Source: Alena Mae S. Flores, Manila Standard Today

P7.2-B Clark Budget Terminal To Be Done In Phases – Abaya

Construction of the P7.2-billion budget terminal at the Clark International Airport (CIA) in Pampanga will be done in phases as the design prepared by the French consultant was “too big” for the actual demand.

Transportation Secretary Joseph Emilio Abaya disclosed that Aéroports de Paris had designed a “huge” terminal in its master plan for the Clark “aerotropolis.” Although the feasibility study is still on going, the bidding for the construction contract is scheduled this year.

“We have budget for the construction in 2015 but the problem is Aéroports de Paris (ADP) designed a huge terminal that is beyond what we thought would be the actual demand,” Abaya said.

The existing passenger terminal building (PTB) at CIA previously caters to 2.5 million passenger yearly. The annual passenger capacity ballooned to 4 million with the PTB expansion project that was completed last May.

Based on the original concept design, the proposed LCC terminal will boost CIA’s capacity between 8 and 16 million passengers per year. But Abaya did not disclose the new rated capacity of the terminal that ADP had designed.

“We think it is too big a design,” Abaya said. “Our compromise is to honor the design but to construct it in phases as the demand comes in.”

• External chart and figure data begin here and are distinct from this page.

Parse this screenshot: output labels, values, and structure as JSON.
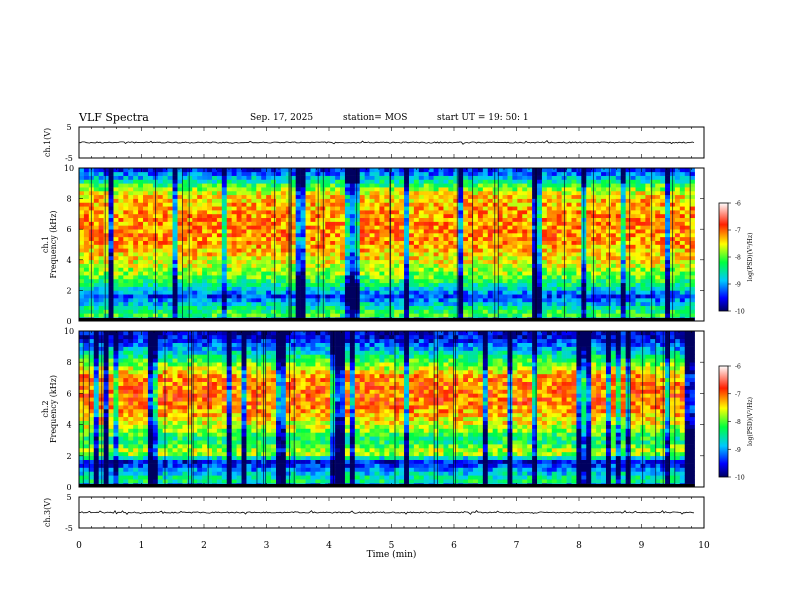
{
  "header": {
    "title": "VLF Spectra",
    "date": "Sep. 17, 2025",
    "station": "station= MOS",
    "start": "start  UT =   19: 50: 1"
  },
  "chart_data": [
    {
      "type": "line",
      "panel": "ch1-waveform",
      "ylabel": "ch.1(V)",
      "ylim": [
        -5,
        5
      ],
      "yticks": [
        "5",
        "-5"
      ],
      "xlim": [
        0,
        10
      ],
      "series": [
        {
          "values_approx_baseline": 0
        }
      ]
    },
    {
      "type": "heatmap",
      "panel": "ch1-spectrogram",
      "ylabel": "ch.1 Frequency (kHz)",
      "ylim": [
        0,
        10
      ],
      "yticks": [
        "0",
        "2",
        "4",
        "6",
        "8",
        "10"
      ],
      "xlim": [
        0,
        10
      ],
      "data_end_min": 9.85,
      "colorbar": {
        "label": "log(PSD)(V²/Hz)",
        "range": [
          -10,
          -6
        ],
        "ticks": [
          "-6",
          "-7",
          "-8",
          "-9",
          "-10"
        ]
      },
      "profile_freq_khz": [
        0,
        0.4,
        1.0,
        1.6,
        2.2,
        3.0,
        4.0,
        5.5,
        7.0,
        8.2,
        8.8,
        9.3,
        10
      ],
      "profile_log_psd": [
        -9.6,
        -8.0,
        -8.6,
        -9.4,
        -8.6,
        -7.9,
        -7.5,
        -7.1,
        -7.2,
        -7.4,
        -8.0,
        -8.8,
        -9.5
      ]
    },
    {
      "type": "heatmap",
      "panel": "ch2-spectrogram",
      "ylabel": "ch.2 Frequency (kHz)",
      "ylim": [
        0,
        10
      ],
      "yticks": [
        "0",
        "2",
        "4",
        "6",
        "8",
        "10"
      ],
      "xlim": [
        0,
        10
      ],
      "data_end_min": 9.85,
      "colorbar": {
        "label": "log(PSD)(V²/Hz)",
        "range": [
          -10,
          -6
        ],
        "ticks": [
          "-6",
          "-7",
          "-8",
          "-9",
          "-10"
        ]
      },
      "profile_freq_khz": [
        0,
        0.4,
        1.0,
        1.6,
        2.2,
        3.0,
        4.0,
        5.5,
        7.0,
        8.0,
        8.8,
        9.5,
        10
      ],
      "profile_log_psd": [
        -9.6,
        -8.3,
        -8.9,
        -9.6,
        -7.6,
        -8.4,
        -7.6,
        -7.0,
        -7.1,
        -8.0,
        -8.9,
        -9.5,
        -9.7
      ]
    },
    {
      "type": "line",
      "panel": "ch3-waveform",
      "ylabel": "ch.3(V)",
      "ylim": [
        -5,
        5
      ],
      "yticks": [
        "5",
        "-5"
      ],
      "xlim": [
        0,
        10
      ],
      "series": [
        {
          "values_approx_baseline": 0
        }
      ]
    }
  ],
  "xaxis": {
    "label": "Time  (min)",
    "ticks": [
      "0",
      "1",
      "2",
      "3",
      "4",
      "5",
      "6",
      "7",
      "8",
      "9",
      "10"
    ]
  },
  "colors": {
    "axis": "#000000",
    "background": "#ffffff"
  }
}
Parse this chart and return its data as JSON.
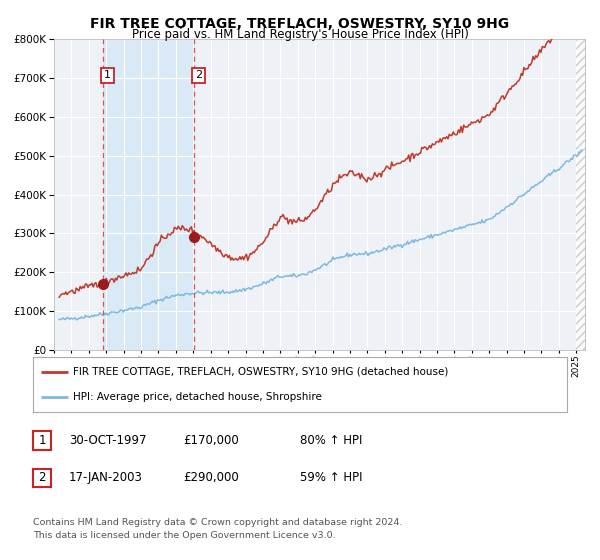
{
  "title": "FIR TREE COTTAGE, TREFLACH, OSWESTRY, SY10 9HG",
  "subtitle": "Price paid vs. HM Land Registry's House Price Index (HPI)",
  "legend_line1": "FIR TREE COTTAGE, TREFLACH, OSWESTRY, SY10 9HG (detached house)",
  "legend_line2": "HPI: Average price, detached house, Shropshire",
  "annotation1_date": "30-OCT-1997",
  "annotation1_price": "£170,000",
  "annotation1_hpi": "80% ↑ HPI",
  "annotation2_date": "17-JAN-2003",
  "annotation2_price": "£290,000",
  "annotation2_hpi": "59% ↑ HPI",
  "footer": "Contains HM Land Registry data © Crown copyright and database right 2024.\nThis data is licensed under the Open Government Licence v3.0.",
  "hpi_color": "#7fb8e0",
  "price_color": "#c0392b",
  "dot_color": "#9b1c1c",
  "shade_color": "#d9e9f5",
  "dashed_line_color": "#e05050",
  "background_color": "#ffffff",
  "plot_bg_color": "#eef2f7",
  "grid_color": "#ffffff",
  "ylim": [
    0,
    800000
  ],
  "xlim_start": 1995.3,
  "xlim_end": 2025.5,
  "sale1_x": 1997.83,
  "sale1_y": 170000,
  "sale2_x": 2003.04,
  "sale2_y": 290000,
  "shade_x1": 1997.83,
  "shade_x2": 2003.04
}
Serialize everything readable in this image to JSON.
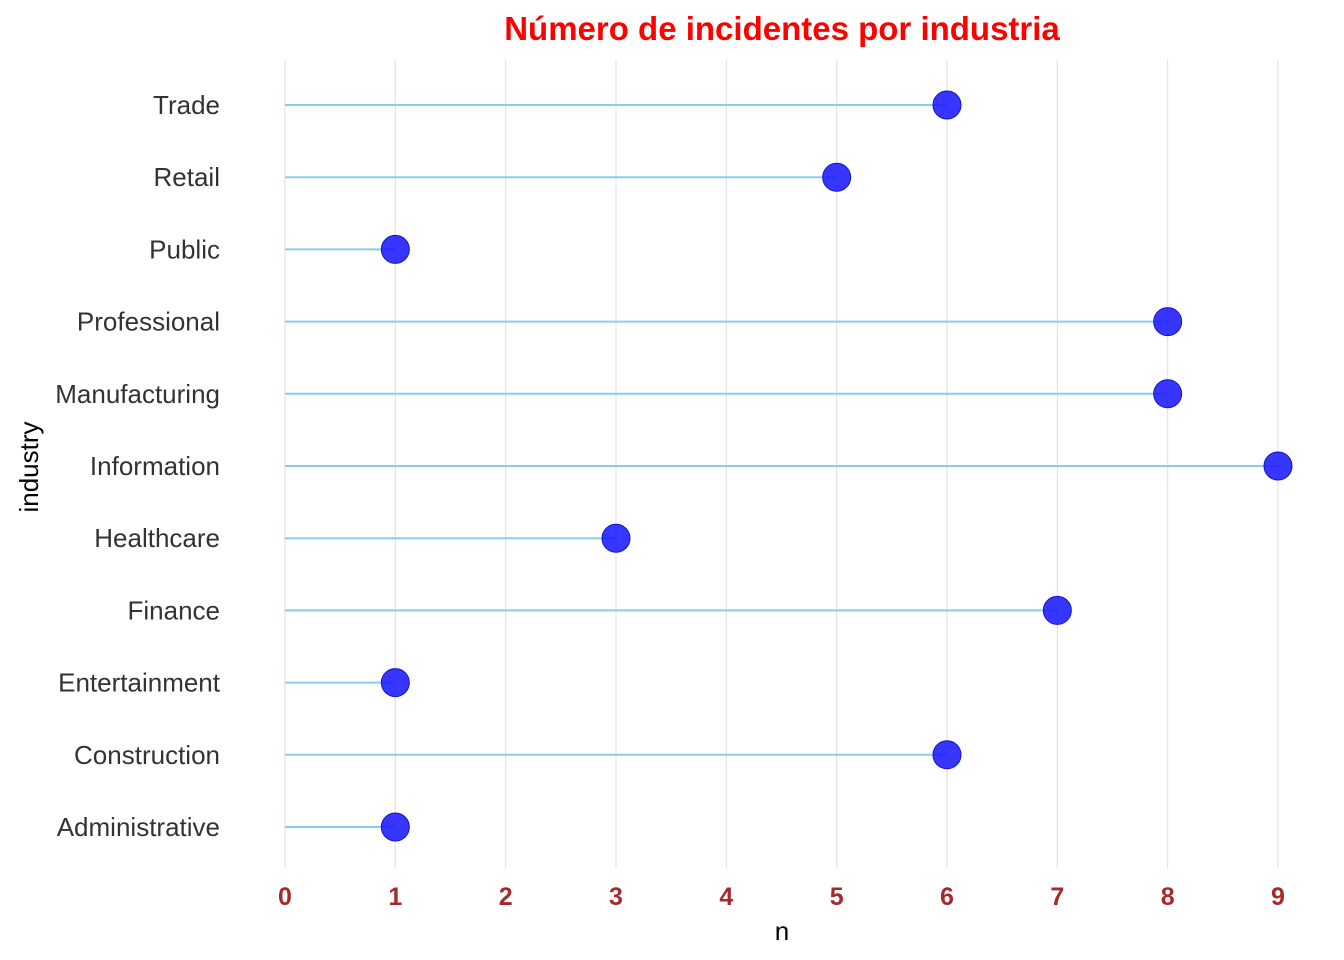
{
  "chart_data": {
    "type": "lollipop",
    "title": "Número de incidentes por industria",
    "xlabel": "n",
    "ylabel": "industry",
    "categories": [
      "Administrative",
      "Construction",
      "Entertainment",
      "Finance",
      "Healthcare",
      "Information",
      "Manufacturing",
      "Professional",
      "Public",
      "Retail",
      "Trade"
    ],
    "values": [
      1,
      6,
      1,
      7,
      3,
      9,
      8,
      8,
      1,
      5,
      6
    ],
    "xlim": [
      0,
      9
    ],
    "xticks": [
      "0",
      "1",
      "2",
      "3",
      "4",
      "5",
      "6",
      "7",
      "8",
      "9"
    ],
    "grid": "vertical",
    "colors": {
      "title": "#ff0000",
      "point": "#1a1aff",
      "stem": "#87ceeb",
      "tick_labels": "#a52a2a"
    }
  }
}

Abaya said bidding for the construction of the new LCC airport will commence this year but the project structure and timeline are still not clear as of press time. The CIA project is among the 50 infrastructure projects under the Public-Private Partnership (PPP) pipeline.

“Since the design is too huge, construction will be in phases. We have funding (this year) for the first phase,” Abaya added.

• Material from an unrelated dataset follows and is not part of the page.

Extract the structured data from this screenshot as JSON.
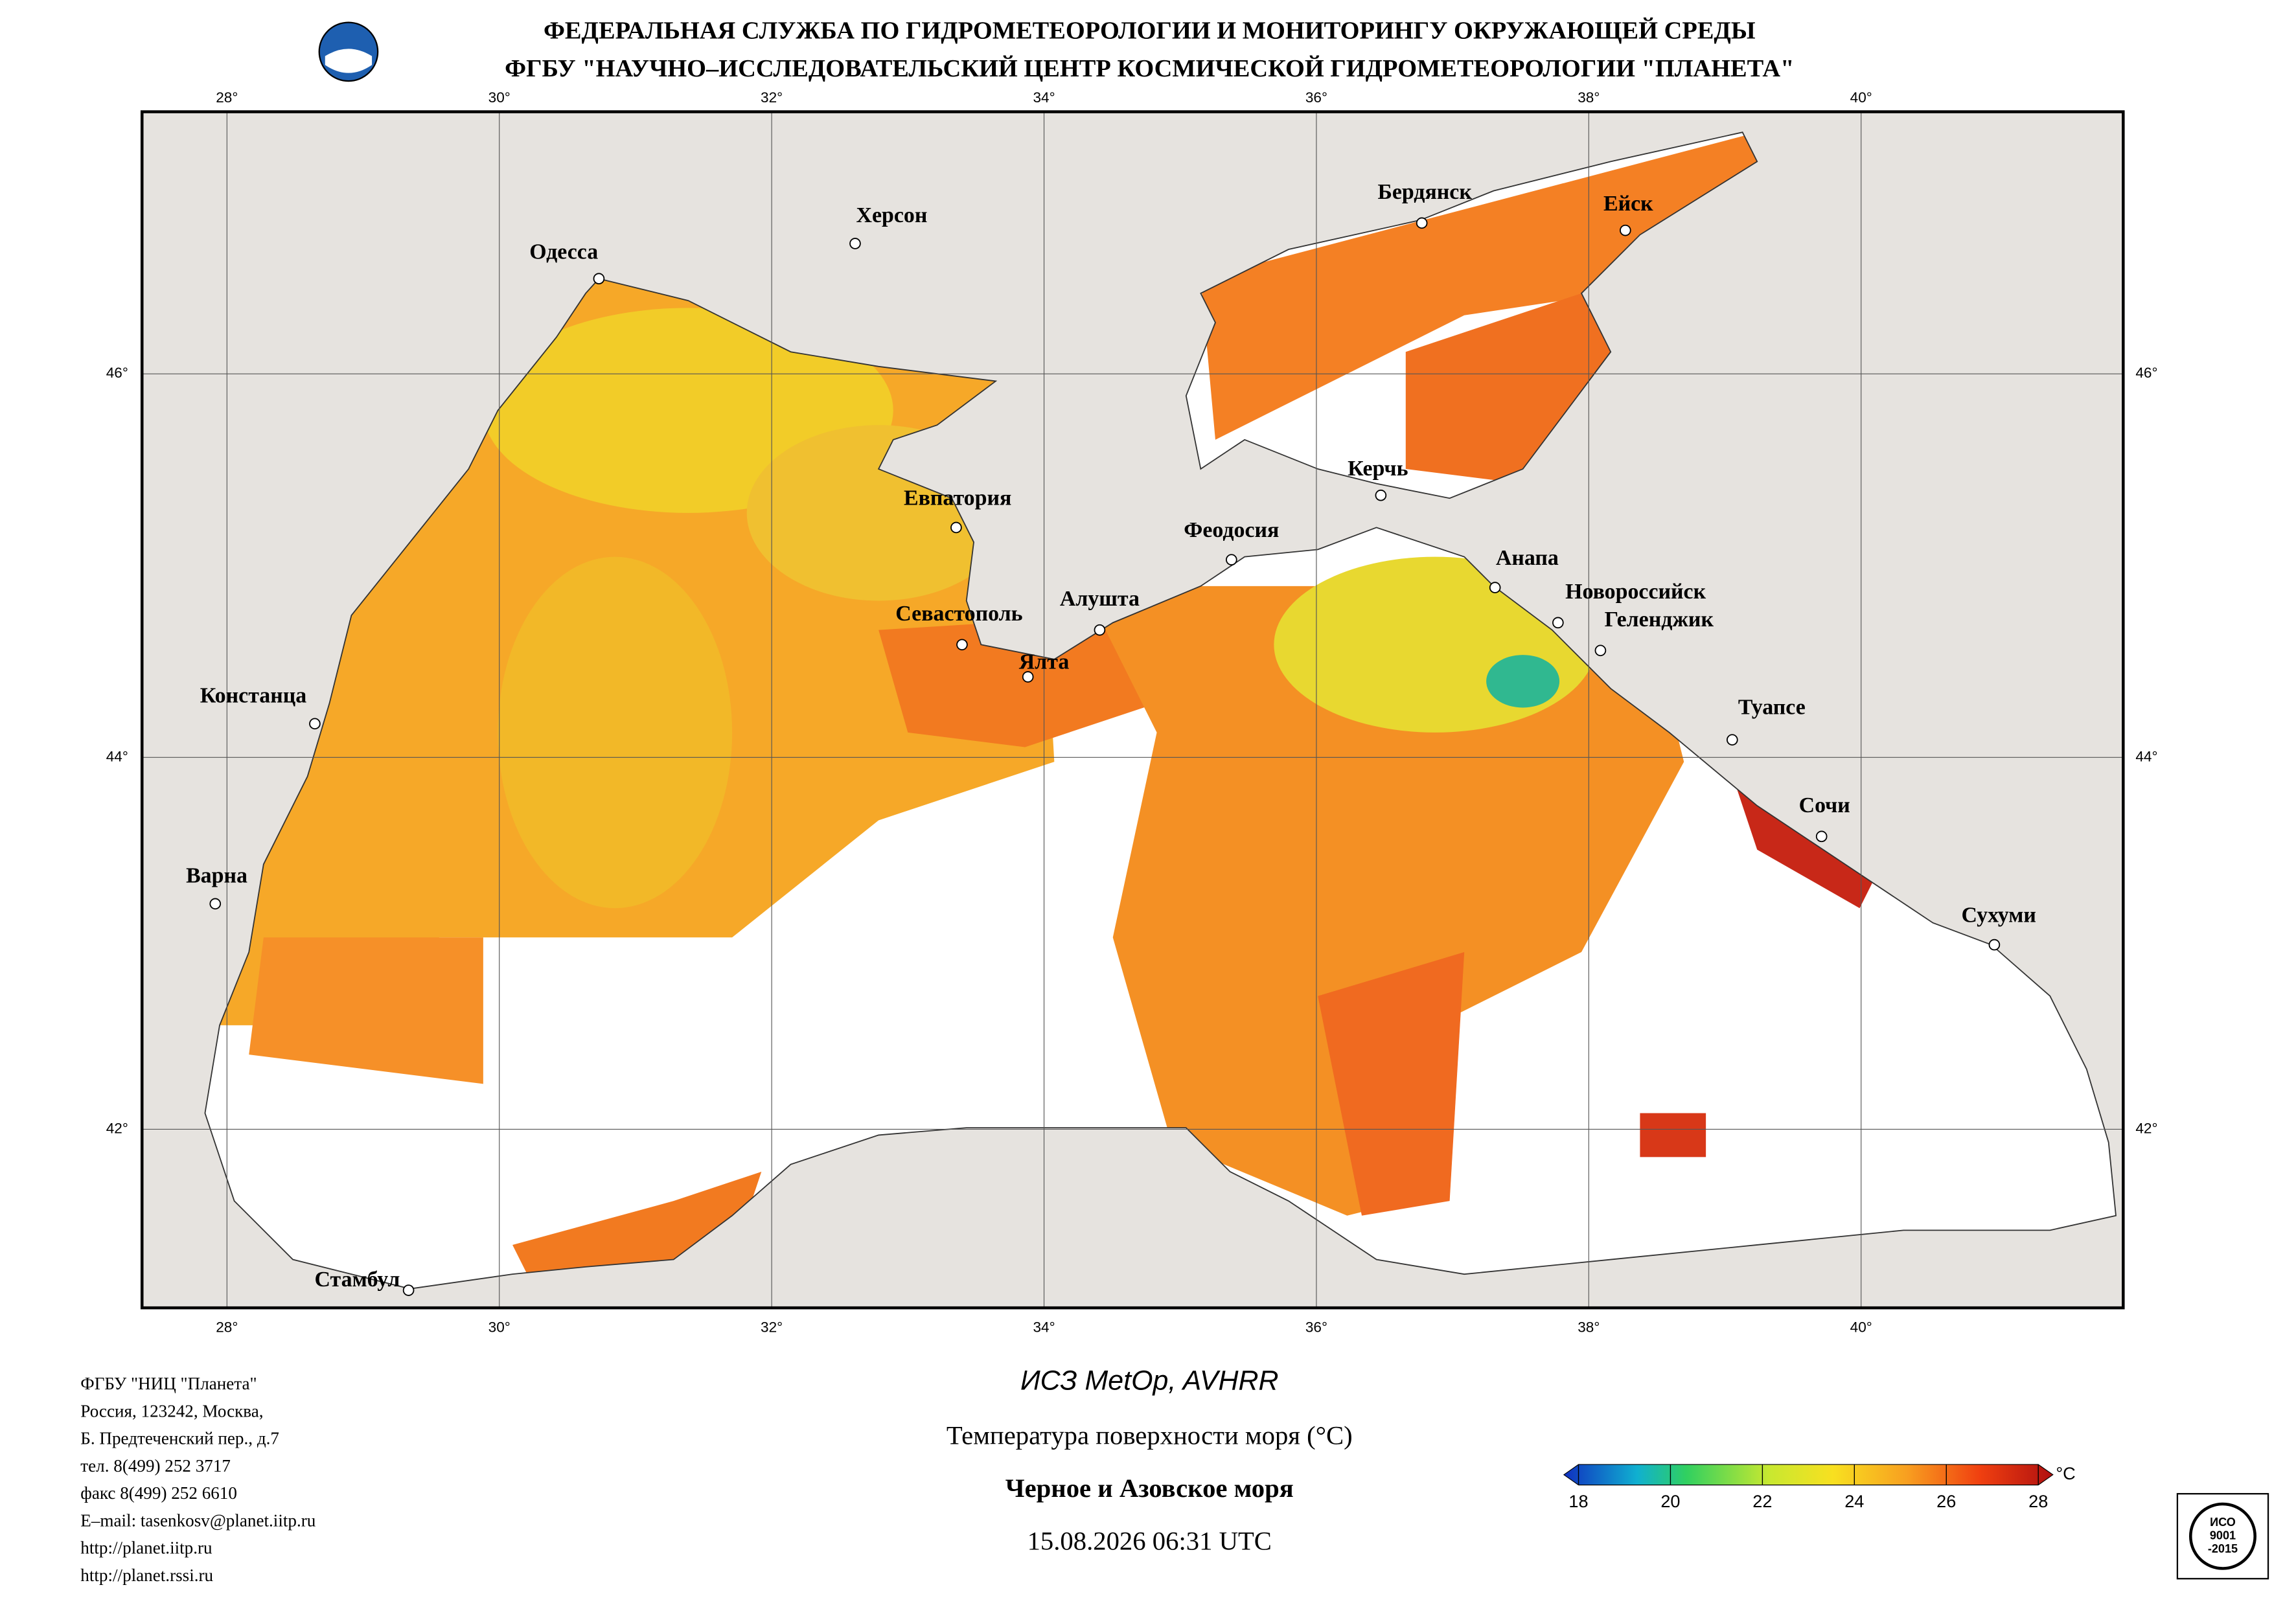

At present, CIA’s PTB increased in size from 11,439 square meters to 19,799 square meters, and increased its check-in counters from 13 to 34. In order to accommodate more passengers and ease queuing, 12 departure counters and five arrival counters have also been added.

The modernized portion of the terminal itself has eight entry points and three customs stations. This allows CIA to expand its airport operations by accommodating more international flights. Airlines currently operating at CIA include Air Asia Zest, Asiana Airlines, Cebu Pacific, Jin Air, Qatar Airways, Tiger Air, Air Philippines or PAL Express.

The government’s long-term expansion plans for CIA is meant to compliment the decongestion efforts at Ninoy Aquino International Airport (NAIA). Aside from grooming CIA as a regional hub, the Aquino Administration is also planning to build a new international airport in Sangley Point, Cavite to serve as another international gateway of the country.